On This Day
1775 – Founding of the U.S. Army Medical Department: The Second Continental Congress passes legislation establishing “an hospital for an army consisting of 20,000 men.”
The Army Medical Department of the U.S. Army (AMEDD), formerly the Army Medical Service (AMS), encompasses the Army’s six medical Special Branches (or “Corps”). It was established as the “Army Hospital” in July 1775 to coordinate the medical care required by the Continental Army during the Revolutionary War. The AMEDD is led by the Surgeon General of the U.S. Army, a lieutenant general.
The AMEDD is the U.S. Army’s healthcare organization (as opposed to an Army Command), and is present in the Active Army, the U.S. Army Reserve, and the Army National Guard components. It is headquartered at Fort Sam Houston, San Antonio, Texas, which hosts the AMEDD Center and School (AMEDDC&S). Large numbers of AMEDD senior leaders can also be found in the Washington D.C. area, divided between the Pentagon and the Walter Reed National Military Medical Center (WRNMMC).
The Academy of Health Sciences, within the AMEDDC&S, provides training to the officers and enlisted service members of the AMEDD. As a result of BRAC 2005, enlisted medical training was transferred to the new Medical Education and Training Campus, consolidating the majority of military-enlisted medical training in Fort Sam Houston.

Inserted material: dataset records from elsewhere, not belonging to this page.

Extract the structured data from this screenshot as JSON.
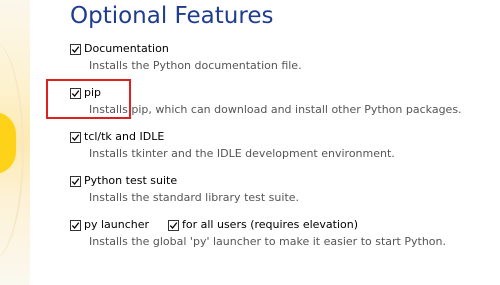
{
  "title": "Optional Features",
  "options": [
    {
      "label": "Documentation",
      "checked": true,
      "description": "Installs the Python documentation file."
    },
    {
      "label": "pip",
      "checked": true,
      "description": "Installs pip, which can download and install other Python packages."
    },
    {
      "label": "tcl/tk and IDLE",
      "checked": true,
      "description": "Installs tkinter and the IDLE development environment."
    },
    {
      "label": "Python test suite",
      "checked": true,
      "description": "Installs the standard library test suite."
    },
    {
      "label": "py launcher",
      "checked": true,
      "description": "Installs the global 'py' launcher to make it easier to start Python."
    }
  ],
  "for_all_users": {
    "label": "for all users (requires elevation)",
    "checked": true
  },
  "colors": {
    "title": "#1f3d8f",
    "highlight": "#e0201f",
    "description": "#555555"
  },
  "icons": {
    "checkbox": "checkmark-icon"
  }
}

The current Surgeon General of the U.S. Army and U.S. Army Medical Command (MEDCOM) commander is LTG R. Scott Dingle.
Born On This Day
1853 – Elizabeth Plankinton, American philanthropist (d. 1923)
Elizabeth Ann or Anne Plankinton (July 27, 1853 – 1923) was an American philanthropist in the early 20th century, the daughter of Milwaukee businessman John Plankinton. She supported local artists and artisans. One of her notable gifts was the 1885 statue of George Washington that was ultimately placed in Milwaukee’s Monument Square. The people of Milwaukee called Plankinton the “municipal patroness” because of her generosity and she was also known as “Miss Lizzie”.